Kiyohara no Motosuke 清原元輔 (tiende eeuw):
Op een schuifdeur in het huis van Heer Rengi
in een winternacht
is het het heldere ijs
op de vijver
dat de stralen van de maan
weet op te poetsen
fuyu no yo no / ike no kōri no / sayakeki wa / tsuki no hikari no / migaku narikeri
Shūi wakashū 4.240. ‘Heer Rengi’ was de postume naam van Regent Fujiwara no Yoritada 藤原頼忠 (924-989). We mogen ervan uitgaan dat op de bewuste schuifdeur een schildering te zien was van een maan die weerspiegeld wordt in het ijs; bij die scène schreef de dichter dan zijn gedicht.

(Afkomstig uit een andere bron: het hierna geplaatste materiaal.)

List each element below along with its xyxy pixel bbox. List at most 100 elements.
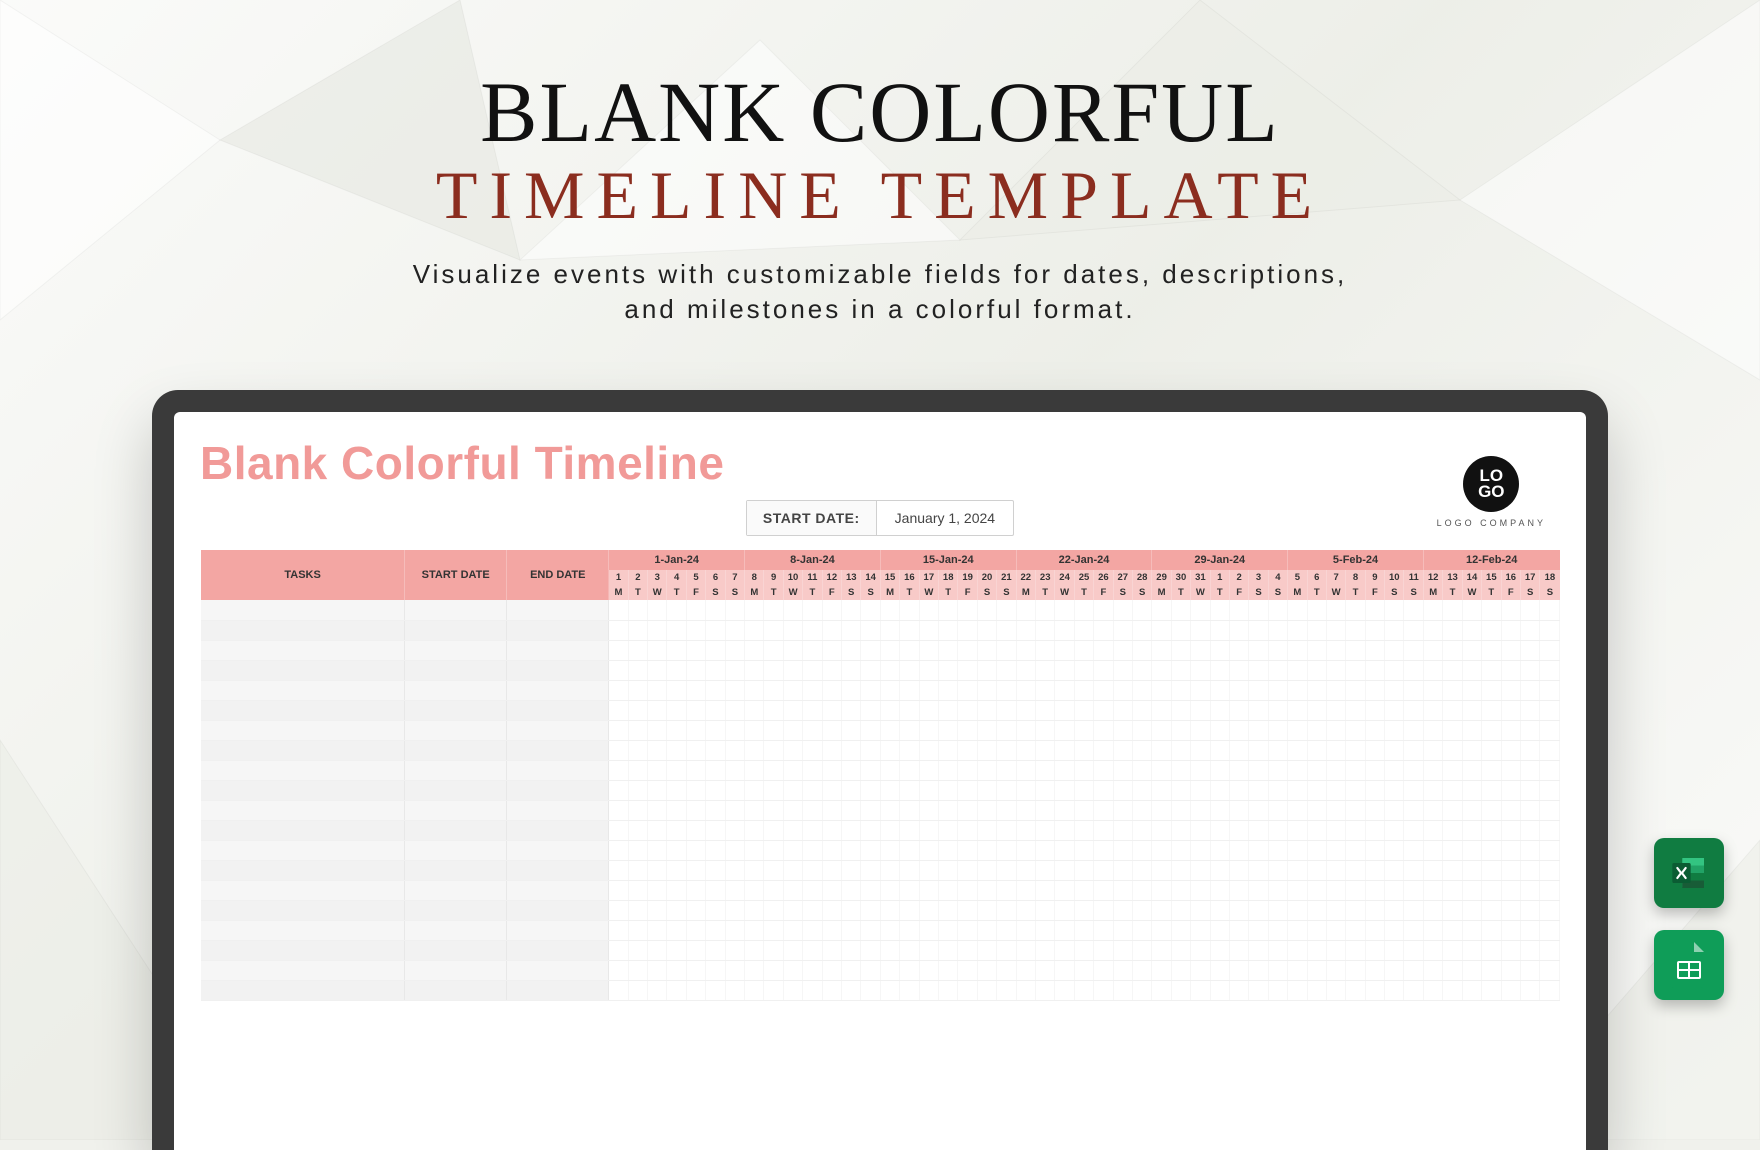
calendar-cell[interactable] — [1307, 860, 1326, 880]
calendar-cell[interactable] — [919, 800, 938, 820]
calendar-cell[interactable] — [1501, 800, 1520, 820]
calendar-cell[interactable] — [783, 860, 802, 880]
calendar-cell[interactable] — [745, 740, 764, 760]
calendar-cell[interactable] — [1520, 740, 1539, 760]
calendar-cell[interactable] — [1385, 840, 1404, 860]
calendar-cell[interactable] — [1288, 940, 1307, 960]
calendar-cell[interactable] — [628, 620, 647, 640]
calendar-cell[interactable] — [919, 680, 938, 700]
start-date-cell[interactable] — [405, 920, 507, 940]
calendar-cell[interactable] — [1365, 960, 1384, 980]
calendar-cell[interactable] — [1501, 680, 1520, 700]
calendar-cell[interactable] — [842, 600, 861, 620]
calendar-cell[interactable] — [667, 640, 686, 660]
calendar-cell[interactable] — [1171, 980, 1190, 1000]
calendar-cell[interactable] — [1482, 820, 1501, 840]
calendar-cell[interactable] — [1268, 840, 1287, 860]
calendar-cell[interactable] — [1365, 720, 1384, 740]
calendar-cell[interactable] — [1036, 960, 1055, 980]
calendar-cell[interactable] — [919, 960, 938, 980]
end-date-cell[interactable] — [507, 760, 609, 780]
calendar-cell[interactable] — [1501, 820, 1520, 840]
calendar-cell[interactable] — [1036, 780, 1055, 800]
calendar-cell[interactable] — [1036, 940, 1055, 960]
calendar-cell[interactable] — [842, 680, 861, 700]
calendar-cell[interactable] — [919, 900, 938, 920]
calendar-cell[interactable] — [803, 760, 822, 780]
calendar-cell[interactable] — [1113, 880, 1132, 900]
calendar-cell[interactable] — [628, 920, 647, 940]
calendar-cell[interactable] — [1191, 700, 1210, 720]
calendar-cell[interactable] — [1404, 960, 1423, 980]
calendar-cell[interactable] — [1210, 620, 1229, 640]
calendar-cell[interactable] — [1055, 960, 1074, 980]
calendar-cell[interactable] — [706, 920, 725, 940]
calendar-cell[interactable] — [842, 640, 861, 660]
calendar-cell[interactable] — [1171, 740, 1190, 760]
calendar-cell[interactable] — [861, 600, 880, 620]
calendar-cell[interactable] — [1307, 620, 1326, 640]
calendar-cell[interactable] — [1132, 780, 1151, 800]
calendar-cell[interactable] — [1326, 960, 1345, 980]
calendar-cell[interactable] — [1016, 720, 1035, 740]
calendar-cell[interactable] — [1462, 600, 1481, 620]
calendar-cell[interactable] — [958, 640, 977, 660]
calendar-cell[interactable] — [1229, 900, 1248, 920]
calendar-cell[interactable] — [648, 780, 667, 800]
calendar-cell[interactable] — [1132, 900, 1151, 920]
calendar-cell[interactable] — [1268, 640, 1287, 660]
end-date-cell[interactable] — [507, 660, 609, 680]
calendar-cell[interactable] — [1482, 680, 1501, 700]
calendar-cell[interactable] — [880, 920, 899, 940]
calendar-cell[interactable] — [1268, 900, 1287, 920]
calendar-cell[interactable] — [706, 980, 725, 1000]
calendar-cell[interactable] — [1152, 600, 1171, 620]
calendar-cell[interactable] — [1036, 700, 1055, 720]
calendar-cell[interactable] — [745, 720, 764, 740]
calendar-cell[interactable] — [1385, 960, 1404, 980]
calendar-cell[interactable] — [1210, 780, 1229, 800]
calendar-cell[interactable] — [1132, 600, 1151, 620]
calendar-cell[interactable] — [900, 680, 919, 700]
calendar-cell[interactable] — [900, 960, 919, 980]
calendar-cell[interactable] — [1501, 660, 1520, 680]
calendar-cell[interactable] — [648, 980, 667, 1000]
calendar-cell[interactable] — [803, 940, 822, 960]
calendar-cell[interactable] — [706, 900, 725, 920]
calendar-cell[interactable] — [1171, 820, 1190, 840]
calendar-cell[interactable] — [900, 860, 919, 880]
calendar-cell[interactable] — [1443, 700, 1462, 720]
calendar-cell[interactable] — [1268, 600, 1287, 620]
calendar-cell[interactable] — [764, 720, 783, 740]
calendar-cell[interactable] — [686, 920, 705, 940]
calendar-cell[interactable] — [803, 700, 822, 720]
calendar-cell[interactable] — [667, 720, 686, 740]
calendar-cell[interactable] — [1113, 780, 1132, 800]
calendar-cell[interactable] — [1404, 740, 1423, 760]
calendar-cell[interactable] — [842, 920, 861, 940]
calendar-cell[interactable] — [648, 720, 667, 740]
calendar-cell[interactable] — [1520, 620, 1539, 640]
start-date-cell[interactable] — [405, 740, 507, 760]
calendar-cell[interactable] — [939, 720, 958, 740]
calendar-cell[interactable] — [822, 900, 841, 920]
calendar-cell[interactable] — [706, 700, 725, 720]
calendar-cell[interactable] — [1132, 800, 1151, 820]
calendar-cell[interactable] — [861, 740, 880, 760]
calendar-cell[interactable] — [1385, 800, 1404, 820]
calendar-cell[interactable] — [1191, 680, 1210, 700]
calendar-cell[interactable] — [842, 960, 861, 980]
calendar-cell[interactable] — [1229, 940, 1248, 960]
calendar-cell[interactable] — [1074, 780, 1093, 800]
calendar-cell[interactable] — [919, 940, 938, 960]
calendar-cell[interactable] — [1462, 680, 1481, 700]
calendar-cell[interactable] — [783, 840, 802, 860]
calendar-cell[interactable] — [1288, 720, 1307, 740]
calendar-cell[interactable] — [1540, 640, 1560, 660]
calendar-cell[interactable] — [803, 600, 822, 620]
calendar-cell[interactable] — [1288, 880, 1307, 900]
calendar-cell[interactable] — [958, 740, 977, 760]
start-date-cell[interactable] — [405, 820, 507, 840]
calendar-cell[interactable] — [861, 880, 880, 900]
calendar-cell[interactable] — [977, 840, 996, 860]
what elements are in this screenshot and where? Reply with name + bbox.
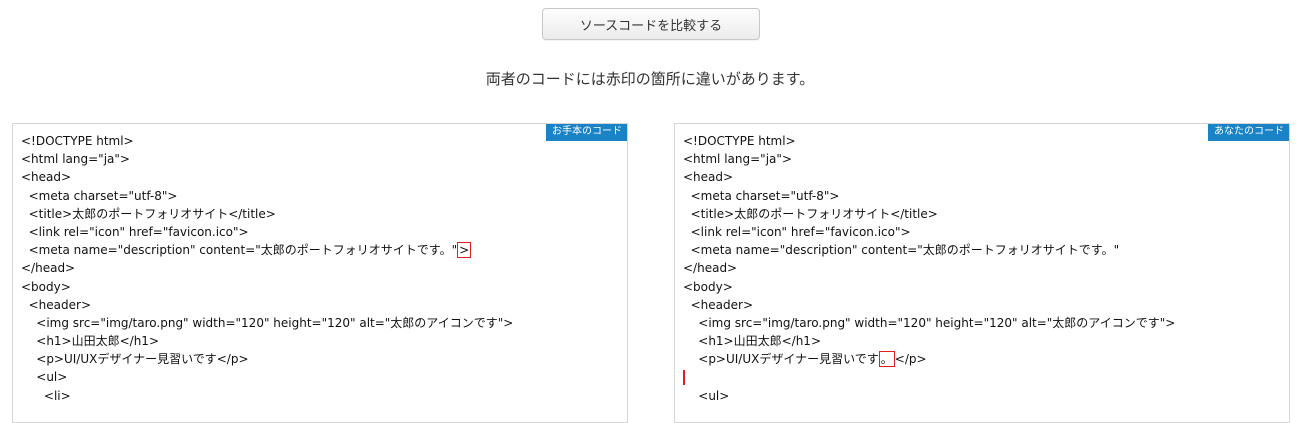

Fujiwara no Tsunefusa 藤原経房 (1143-1200):
Gedicht op het thema ‘Eerste ijsvorming’
mandarijneenden
sliepen op een drijvend bed
dat is weggevaagd?
ijspegels hebben zich gevormd
op het vijverwater in Koya
oshidori no / ukine no toko ya / arenuran / tsurara inikeru / koya no ikemizu
Senzai wakashū 6.434. De vijver in Koya, in de provincie Settsu (bij het huidige Osaka) zou aangelegd zijn door de monnik Gyōki 行基 (668-749), die Japan doortrok om aan mensen buiten hofkringen het boeddhisme te prediken. De associatie van de vijver met mandarijneenden (oshidori) is een veelgemaakte.
Fujiwara no Shunzei 藤原俊成 (1114-1204):
Geschreven als ijsgedicht toen hij een serie van honderd gedichten aanbood
koud glinstert de maan
in het ijs waar bovenop
de hagel valt
die mijn hart in stukken breekt
in het dorp van Tamakawa
tsuki sayuru / kōri no ue ni / arare furi / kokoro kudakuru / tamagawa no sato
Senzai wakashū 6.443.
Fujiwara no Yoshitsune 藤原良経 (1169-1206):
Gedicht op het thema ‘In een buitenhuis hoor je hagel vallen’
op een koude nacht
in een hut van conifeer
lig ik alleen in bed:
‘breek dat hart in stukken!’
klinkt buiten de hagelbui
sayuru yo no / maki no itaya no / hitorine ni / kokoro kudake to / arare furu nari
Senzai wakashū 6.444.
Weinig ijspret in de klassieke hofpoëzie. Kou maakt toch vooral eenzaam. Wel het esthetische genoegen te zien dat de maan zich graag bevriezen laat.
Op de foto het eerste beschaatsbare ijs op de Leidse singels, 12 februari 2021.